Uber Italy srl, la filiale italiana del gruppo americano di noleggio auto con conducente, è stata posta sotto amministrazione giudiziaria. Il commissariamento della società è stato deciso dalla sezione misure di prevenzione del Tribunale di Milano per caporalato, in correlazione allo sfruttamento dei rider addetti alle consegne di cibo per il servizio Uber Eats.
Su Uber italy srl è in corso un’inchiesta del Nucleo di polizia economico finanziaria della Gdf, coordinata dal procuratore Alessandra Dolci e dal pm Paolo Storari. La procura milanese aveva infatti iniziato un’indagine sulla possibile violazione da parte della filiale italiana di Uber delle normative di sicurezza sul lavoro per i suoi rider e su eventuali dinamiche di caporalato.

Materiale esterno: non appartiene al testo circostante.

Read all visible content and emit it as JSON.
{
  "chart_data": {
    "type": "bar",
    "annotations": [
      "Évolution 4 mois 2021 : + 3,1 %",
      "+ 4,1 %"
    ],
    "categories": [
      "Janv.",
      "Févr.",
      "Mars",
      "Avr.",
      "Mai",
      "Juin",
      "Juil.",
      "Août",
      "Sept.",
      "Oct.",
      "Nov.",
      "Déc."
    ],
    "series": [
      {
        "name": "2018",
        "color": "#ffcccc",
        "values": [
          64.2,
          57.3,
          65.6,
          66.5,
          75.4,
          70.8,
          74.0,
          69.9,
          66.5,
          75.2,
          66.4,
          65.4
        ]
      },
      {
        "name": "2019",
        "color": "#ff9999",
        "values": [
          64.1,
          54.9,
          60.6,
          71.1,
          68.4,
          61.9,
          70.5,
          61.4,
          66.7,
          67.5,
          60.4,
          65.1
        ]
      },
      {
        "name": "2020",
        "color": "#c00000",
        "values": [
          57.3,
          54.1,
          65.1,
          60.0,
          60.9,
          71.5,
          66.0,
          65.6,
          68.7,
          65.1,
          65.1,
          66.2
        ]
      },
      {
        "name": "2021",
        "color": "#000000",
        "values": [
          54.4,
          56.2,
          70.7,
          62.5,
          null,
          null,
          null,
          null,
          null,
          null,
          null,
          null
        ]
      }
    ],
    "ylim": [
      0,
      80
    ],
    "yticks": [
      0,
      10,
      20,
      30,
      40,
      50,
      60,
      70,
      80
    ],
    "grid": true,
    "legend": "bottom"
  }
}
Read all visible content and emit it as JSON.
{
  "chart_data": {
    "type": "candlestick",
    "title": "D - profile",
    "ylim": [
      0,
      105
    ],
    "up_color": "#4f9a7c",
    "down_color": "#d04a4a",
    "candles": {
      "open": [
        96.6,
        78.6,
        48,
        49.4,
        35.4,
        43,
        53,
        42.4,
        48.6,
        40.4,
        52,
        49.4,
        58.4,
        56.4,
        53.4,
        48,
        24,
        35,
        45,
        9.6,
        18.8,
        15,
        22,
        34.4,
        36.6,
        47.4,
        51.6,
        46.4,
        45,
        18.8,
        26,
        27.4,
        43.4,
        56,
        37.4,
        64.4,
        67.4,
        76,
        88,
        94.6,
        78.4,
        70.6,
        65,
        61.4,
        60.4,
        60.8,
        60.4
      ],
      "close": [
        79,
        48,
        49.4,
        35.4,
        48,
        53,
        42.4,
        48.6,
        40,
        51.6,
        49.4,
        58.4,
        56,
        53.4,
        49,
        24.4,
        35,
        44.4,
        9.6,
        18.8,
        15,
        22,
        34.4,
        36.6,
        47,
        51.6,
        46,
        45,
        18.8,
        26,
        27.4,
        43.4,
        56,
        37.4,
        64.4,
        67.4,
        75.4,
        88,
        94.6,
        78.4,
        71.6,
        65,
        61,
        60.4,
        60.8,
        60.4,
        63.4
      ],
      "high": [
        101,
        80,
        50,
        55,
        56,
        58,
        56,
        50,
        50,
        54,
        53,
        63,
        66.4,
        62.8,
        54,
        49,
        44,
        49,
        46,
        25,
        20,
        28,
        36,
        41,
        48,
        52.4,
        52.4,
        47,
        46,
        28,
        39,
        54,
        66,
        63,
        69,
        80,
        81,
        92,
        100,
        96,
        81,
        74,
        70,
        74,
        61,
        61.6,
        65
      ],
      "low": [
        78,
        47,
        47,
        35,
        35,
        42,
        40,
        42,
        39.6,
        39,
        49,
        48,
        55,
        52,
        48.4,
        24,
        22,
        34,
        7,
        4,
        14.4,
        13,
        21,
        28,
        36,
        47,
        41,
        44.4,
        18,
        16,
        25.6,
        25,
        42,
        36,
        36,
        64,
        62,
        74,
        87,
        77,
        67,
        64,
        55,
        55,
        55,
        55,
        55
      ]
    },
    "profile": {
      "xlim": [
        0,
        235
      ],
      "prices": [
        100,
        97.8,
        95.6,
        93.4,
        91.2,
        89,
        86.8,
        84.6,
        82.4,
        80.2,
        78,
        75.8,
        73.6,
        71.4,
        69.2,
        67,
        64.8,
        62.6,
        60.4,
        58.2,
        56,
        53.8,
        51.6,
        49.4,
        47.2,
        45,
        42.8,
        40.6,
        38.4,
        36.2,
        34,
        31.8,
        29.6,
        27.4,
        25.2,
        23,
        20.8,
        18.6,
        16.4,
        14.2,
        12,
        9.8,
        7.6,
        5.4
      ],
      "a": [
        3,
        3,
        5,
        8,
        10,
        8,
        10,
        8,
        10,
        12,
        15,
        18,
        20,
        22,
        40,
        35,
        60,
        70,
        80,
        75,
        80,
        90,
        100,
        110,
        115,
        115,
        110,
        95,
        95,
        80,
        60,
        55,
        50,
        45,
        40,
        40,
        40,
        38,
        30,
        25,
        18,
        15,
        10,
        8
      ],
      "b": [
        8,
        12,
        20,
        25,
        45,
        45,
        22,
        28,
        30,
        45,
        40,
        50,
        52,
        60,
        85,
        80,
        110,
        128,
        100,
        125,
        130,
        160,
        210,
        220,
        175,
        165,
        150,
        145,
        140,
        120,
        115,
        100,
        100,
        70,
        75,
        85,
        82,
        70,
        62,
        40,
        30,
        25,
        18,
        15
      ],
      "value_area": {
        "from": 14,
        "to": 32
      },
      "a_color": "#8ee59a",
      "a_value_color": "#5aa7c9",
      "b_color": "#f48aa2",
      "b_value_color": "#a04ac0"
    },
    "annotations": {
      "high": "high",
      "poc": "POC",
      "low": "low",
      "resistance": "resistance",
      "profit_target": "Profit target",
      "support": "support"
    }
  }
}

Nell’inchiesta, che aveva portato anche ad alcune perquisizioni, viene contestato il reato previsto dall’articolo 603bis del codice penale, ossia la “intermediazione illecita e sfruttamento del lavoro” per la gestione dei rider di Uber Eats. In seguito a dei controlli effettuati su 30 rider, tre di questi erano risultati non in possesso di documenti in regola. “La mia paga era sempre di 3 euro a consegna indipendentemente dal giorno e dall’ora“, è una dichiarazione di un rider che ha lavorato per il servizio Uber Eats che emerge dal decreto con cui è stata commissariata Uber Italy.
Altri guai per la compagnia erano emersi anche durante il periodo di lockdown, con la segnalazione alla procura meneghina dai carabinieri di Milano dopo i controlli sulla dotazione di mascherine e altri Dpi ai rider: l’indirizzo di posta elettronica certificata depositato in Agenzia delle entrate e in Camera di commercio secondo l’accusa era inibito alla ricezione delle mail.